Aram Belhadj, docteur en sciences économiques, enseignant-chercheur à l'Université de Carthage et expert-consultant, est revenu, vendredi 4 février 2022, sur la situation économique du pays, la visite d'Emmanuel Moulin et le communiqué de la Banque centrale de la veille. Au micro de La Matinale de Myriam Belkadhi sur Shems FM, M. Belhadj a écarté le fait que la visite d'Emmanuel Moulin soit dans le cadre de l'ouverture de négociations avec le Club de Paris. Mais, pour lui, les doutes des Tunisiens sont légitimes vu la situation économique et financière très délicate du pays et le manque de communication du gouvernement. La plus grande peur étant que la Tunisie aille au Club de Paris. Cela dit, la menace que la Tunisie soit incapable de faire face à ses engagements financiers reste de mise.
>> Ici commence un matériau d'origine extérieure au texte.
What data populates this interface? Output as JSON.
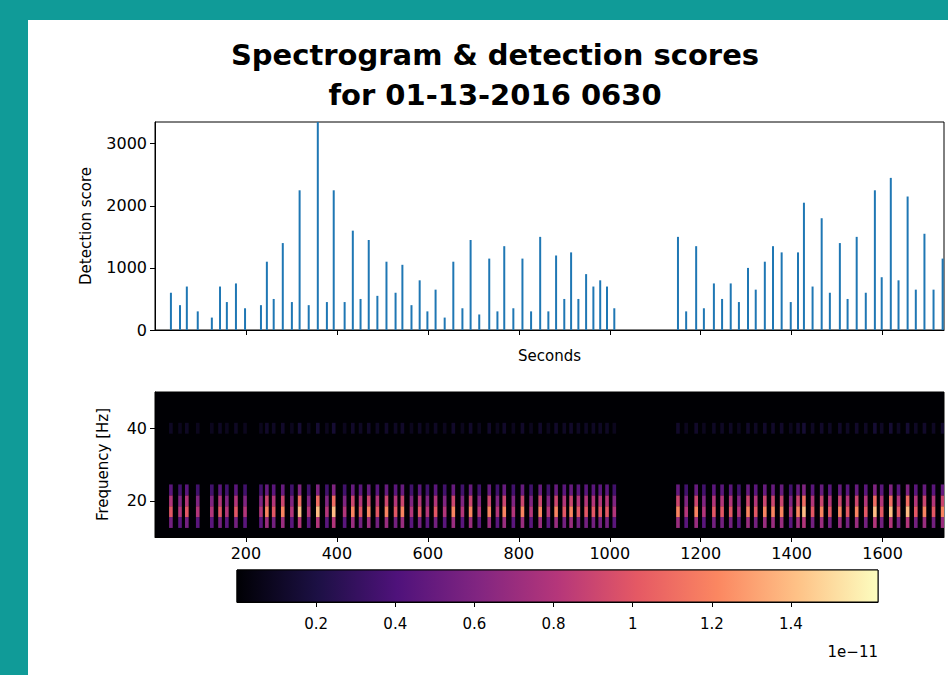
{
  "chart_data": [
    {
      "type": "bar",
      "title": "Spectrogram & detection scores\nfor 01-13-2016 0630",
      "x_label": "Seconds",
      "y_label": "Detection score",
      "x": [
        35,
        55,
        70,
        94,
        125,
        143,
        158,
        178,
        198,
        233,
        246,
        261,
        281,
        301,
        318,
        338,
        358,
        378,
        393,
        417,
        435,
        452,
        470,
        489,
        509,
        529,
        544,
        564,
        582,
        599,
        617,
        637,
        656,
        676,
        694,
        713,
        735,
        753,
        768,
        788,
        808,
        827,
        847,
        865,
        882,
        900,
        915,
        931,
        948,
        964,
        979,
        994,
        1010,
        1150,
        1168,
        1190,
        1207,
        1229,
        1247,
        1266,
        1284,
        1304,
        1321,
        1341,
        1359,
        1378,
        1398,
        1414,
        1427,
        1446,
        1466,
        1484,
        1506,
        1523,
        1543,
        1563,
        1583,
        1598,
        1618,
        1635,
        1655,
        1673,
        1692,
        1712,
        1732
      ],
      "values": [
        600,
        400,
        700,
        300,
        200,
        700,
        450,
        750,
        350,
        400,
        1100,
        500,
        1400,
        450,
        2250,
        400,
        3350,
        450,
        2250,
        450,
        1600,
        500,
        1450,
        550,
        1100,
        600,
        1050,
        400,
        800,
        300,
        650,
        200,
        1100,
        350,
        1450,
        250,
        1150,
        300,
        1350,
        350,
        1150,
        300,
        1500,
        300,
        1200,
        500,
        1250,
        500,
        900,
        700,
        800,
        700,
        350,
        1500,
        300,
        1350,
        350,
        750,
        500,
        750,
        450,
        1000,
        650,
        1100,
        1350,
        1250,
        450,
        1250,
        2050,
        700,
        1800,
        600,
        1400,
        500,
        1500,
        600,
        2250,
        850,
        2450,
        800,
        2150,
        650,
        1550,
        650,
        1150
      ],
      "color": "#1f77b4",
      "xlim": [
        0,
        1735
      ],
      "ylim": [
        0,
        3350
      ],
      "xticks": [
        200,
        400,
        600,
        800,
        1000,
        1200,
        1400,
        1600
      ],
      "yticks": [
        0,
        1000,
        2000,
        3000
      ],
      "tick_labels": "y",
      "grid": false
    },
    {
      "type": "heatmap",
      "y_label": "Frequency [Hz]",
      "xlim": [
        0,
        1735
      ],
      "ylim": [
        10,
        50
      ],
      "xticks": [
        200,
        400,
        600,
        800,
        1000,
        1200,
        1400,
        1600
      ],
      "yticks": [
        20,
        40
      ],
      "grid": false,
      "times": [
        35,
        55,
        70,
        94,
        125,
        143,
        158,
        178,
        198,
        233,
        246,
        261,
        281,
        301,
        318,
        338,
        358,
        378,
        393,
        417,
        435,
        452,
        470,
        489,
        509,
        529,
        544,
        564,
        582,
        599,
        617,
        637,
        656,
        676,
        694,
        713,
        735,
        753,
        768,
        788,
        808,
        827,
        847,
        865,
        882,
        900,
        915,
        931,
        948,
        964,
        979,
        994,
        1010,
        1150,
        1168,
        1190,
        1207,
        1229,
        1247,
        1266,
        1284,
        1304,
        1321,
        1341,
        1359,
        1378,
        1398,
        1414,
        1427,
        1446,
        1466,
        1484,
        1506,
        1523,
        1543,
        1563,
        1583,
        1598,
        1618,
        1635,
        1655,
        1673,
        1692,
        1712,
        1732
      ],
      "frequencies": [
        14,
        17,
        20,
        23,
        40
      ],
      "cell_size": [
        8,
        3
      ],
      "cells": [
        [
          0.55,
          1.0,
          0.8,
          0.45,
          0.1
        ],
        [
          0.45,
          0.8,
          0.6,
          0.35,
          0.08
        ],
        [
          0.55,
          1.0,
          0.8,
          0.45,
          0.1
        ],
        [
          0.45,
          0.8,
          0.6,
          0.35,
          0.08
        ],
        [
          0.45,
          0.8,
          0.6,
          0.35,
          0.08
        ],
        [
          0.55,
          1.0,
          0.8,
          0.45,
          0.1
        ],
        [
          0.45,
          0.8,
          0.6,
          0.35,
          0.08
        ],
        [
          0.55,
          1.0,
          0.8,
          0.45,
          0.1
        ],
        [
          0.45,
          0.8,
          0.6,
          0.35,
          0.08
        ],
        [
          0.45,
          0.8,
          0.6,
          0.35,
          0.08
        ],
        [
          0.7,
          1.2,
          0.9,
          0.5,
          0.12
        ],
        [
          0.55,
          1.0,
          0.8,
          0.45,
          0.1
        ],
        [
          0.7,
          1.2,
          0.9,
          0.5,
          0.12
        ],
        [
          0.45,
          0.8,
          0.6,
          0.35,
          0.08
        ],
        [
          0.8,
          1.4,
          1.1,
          0.6,
          0.15
        ],
        [
          0.45,
          0.8,
          0.6,
          0.35,
          0.08
        ],
        [
          0.8,
          1.4,
          1.1,
          0.6,
          0.15
        ],
        [
          0.45,
          0.8,
          0.6,
          0.35,
          0.08
        ],
        [
          0.8,
          1.4,
          1.1,
          0.6,
          0.15
        ],
        [
          0.45,
          0.8,
          0.6,
          0.35,
          0.08
        ],
        [
          0.7,
          1.2,
          0.9,
          0.5,
          0.12
        ],
        [
          0.55,
          1.0,
          0.8,
          0.45,
          0.1
        ],
        [
          0.7,
          1.2,
          0.9,
          0.5,
          0.12
        ],
        [
          0.55,
          1.0,
          0.8,
          0.45,
          0.1
        ],
        [
          0.7,
          1.2,
          0.9,
          0.5,
          0.12
        ],
        [
          0.55,
          1.0,
          0.8,
          0.45,
          0.1
        ],
        [
          0.7,
          1.2,
          0.9,
          0.5,
          0.12
        ],
        [
          0.45,
          0.8,
          0.6,
          0.35,
          0.08
        ],
        [
          0.55,
          1.0,
          0.8,
          0.45,
          0.1
        ],
        [
          0.45,
          0.8,
          0.6,
          0.35,
          0.08
        ],
        [
          0.55,
          1.0,
          0.8,
          0.45,
          0.1
        ],
        [
          0.45,
          0.8,
          0.6,
          0.35,
          0.08
        ],
        [
          0.7,
          1.2,
          0.9,
          0.5,
          0.12
        ],
        [
          0.45,
          0.8,
          0.6,
          0.35,
          0.08
        ],
        [
          0.7,
          1.2,
          0.9,
          0.5,
          0.12
        ],
        [
          0.45,
          0.8,
          0.6,
          0.35,
          0.08
        ],
        [
          0.7,
          1.2,
          0.9,
          0.5,
          0.12
        ],
        [
          0.45,
          0.8,
          0.6,
          0.35,
          0.08
        ],
        [
          0.7,
          1.2,
          0.9,
          0.5,
          0.12
        ],
        [
          0.45,
          0.8,
          0.6,
          0.35,
          0.08
        ],
        [
          0.7,
          1.2,
          0.9,
          0.5,
          0.12
        ],
        [
          0.45,
          0.8,
          0.6,
          0.35,
          0.08
        ],
        [
          0.7,
          1.2,
          0.9,
          0.5,
          0.12
        ],
        [
          0.45,
          0.8,
          0.6,
          0.35,
          0.08
        ],
        [
          0.7,
          1.2,
          0.9,
          0.5,
          0.12
        ],
        [
          0.55,
          1.0,
          0.8,
          0.45,
          0.1
        ],
        [
          0.7,
          1.2,
          0.9,
          0.5,
          0.12
        ],
        [
          0.55,
          1.0,
          0.8,
          0.45,
          0.1
        ],
        [
          0.55,
          1.0,
          0.8,
          0.45,
          0.1
        ],
        [
          0.55,
          1.0,
          0.8,
          0.45,
          0.1
        ],
        [
          0.55,
          1.0,
          0.8,
          0.45,
          0.1
        ],
        [
          0.55,
          1.0,
          0.8,
          0.45,
          0.1
        ],
        [
          0.45,
          0.8,
          0.6,
          0.35,
          0.08
        ],
        [
          0.7,
          1.2,
          0.9,
          0.5,
          0.12
        ],
        [
          0.45,
          0.8,
          0.6,
          0.35,
          0.08
        ],
        [
          0.7,
          1.2,
          0.9,
          0.5,
          0.12
        ],
        [
          0.45,
          0.8,
          0.6,
          0.35,
          0.08
        ],
        [
          0.55,
          1.0,
          0.8,
          0.45,
          0.1
        ],
        [
          0.55,
          1.0,
          0.8,
          0.45,
          0.1
        ],
        [
          0.55,
          1.0,
          0.8,
          0.45,
          0.1
        ],
        [
          0.45,
          0.8,
          0.6,
          0.35,
          0.08
        ],
        [
          0.7,
          1.2,
          0.9,
          0.5,
          0.12
        ],
        [
          0.55,
          1.0,
          0.8,
          0.45,
          0.1
        ],
        [
          0.7,
          1.2,
          0.9,
          0.5,
          0.12
        ],
        [
          0.7,
          1.2,
          0.9,
          0.5,
          0.12
        ],
        [
          0.7,
          1.2,
          0.9,
          0.5,
          0.12
        ],
        [
          0.45,
          0.8,
          0.6,
          0.35,
          0.08
        ],
        [
          0.7,
          1.2,
          0.9,
          0.5,
          0.12
        ],
        [
          0.8,
          1.4,
          1.1,
          0.6,
          0.15
        ],
        [
          0.55,
          1.0,
          0.8,
          0.45,
          0.1
        ],
        [
          0.7,
          1.2,
          0.9,
          0.5,
          0.12
        ],
        [
          0.55,
          1.0,
          0.8,
          0.45,
          0.1
        ],
        [
          0.7,
          1.2,
          0.9,
          0.5,
          0.12
        ],
        [
          0.55,
          1.0,
          0.8,
          0.45,
          0.1
        ],
        [
          0.7,
          1.2,
          0.9,
          0.5,
          0.12
        ],
        [
          0.55,
          1.0,
          0.8,
          0.45,
          0.1
        ],
        [
          0.8,
          1.4,
          1.1,
          0.6,
          0.15
        ],
        [
          0.55,
          1.0,
          0.8,
          0.45,
          0.1
        ],
        [
          0.8,
          1.4,
          1.1,
          0.6,
          0.15
        ],
        [
          0.55,
          1.0,
          0.8,
          0.45,
          0.1
        ],
        [
          0.8,
          1.4,
          1.1,
          0.6,
          0.15
        ],
        [
          0.55,
          1.0,
          0.8,
          0.45,
          0.1
        ],
        [
          0.7,
          1.2,
          0.9,
          0.5,
          0.12
        ],
        [
          0.55,
          1.0,
          0.8,
          0.45,
          0.1
        ],
        [
          0.7,
          1.2,
          0.9,
          0.5,
          0.12
        ]
      ],
      "colorbar": {
        "range": [
          0,
          1.62
        ],
        "ticks": [
          0.2,
          0.4,
          0.6,
          0.8,
          1.0,
          1.2,
          1.4
        ],
        "scale_label": "1e−11"
      }
    }
  ]
}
Et d'expliquer que M. Moulin est connu pour être l'homme qu'on appelle en cas de crises. Pour lui, certes, il y a un appui technique de la France et des autres partenaires de la Tunisie, mais la venue de cet homme en Tunisie en ce timing, sous le silence des autorités tunisiennes et françaises, n'est pas anodin. Et de dénoncer le manque de communication des autorités tunisiennes.
S'agissant du communiqué de la Banque centrale de Tunisie, Aram Belhadj a salué la décision de l'autorité monétaire de ne pas augmenter le taux d'intérêt directeur, qui a priorisé l'intérêt national en ce temps de crise, car une hausse du taux, se traduira par une hausse du coût des crédits, empêchant les PME d'accéder au financement. Par contre, le chercheur a estimé que le ton utilisé par la BCT est un signal d'alerte tacite au gouvernement afin qu'il prenne ses responsabilités concernant le contrôle des circuits de distribution et des réformes structurelles en général. Si la situation persiste et que les pressions inflationnistes perdurent, elle sera obligée de tenir son rôle de maitrise de l'inflation, en augmentant le taux directeur. Pour lui, l'autorité monétaire a compris que la raison principale de la hausse des prix n'est pas la masse monétaire ou le glissement du dinar mais les circuits de distribution à cause du manque de contrôle et de l'application de la loi.
En ce qui concerne sa préoccupation par rapport au retard dans la mobilisation des ressources extérieures pour le budget 2022, l'économiste pense que la BCT a peur de reproduire le schéma de fin 2020 où elle a été obligée de fournir un financement direct au budget de l'Etat. Et de noter la lenteur de la mobilisation des ressources en général. Sa lecture est que la BCT encourage le gouvernement à prendre ses responsabilités en entamant des négociations sérieuses avec le Fonds Monétaire International (FMI), étant obligé de passer par cette institution financière internationale vu la crise qui secoue le pays. Elle pousse vers la préparation d'un programme global pour le soumettre au FMI, l'objectif étant d'avoir la première tranche, qui facilitera l'accès du pays à d'autres financements extérieurs outre le fait que cela nous permettra de baisser les coûts et charges liés à ce nouvel endettement.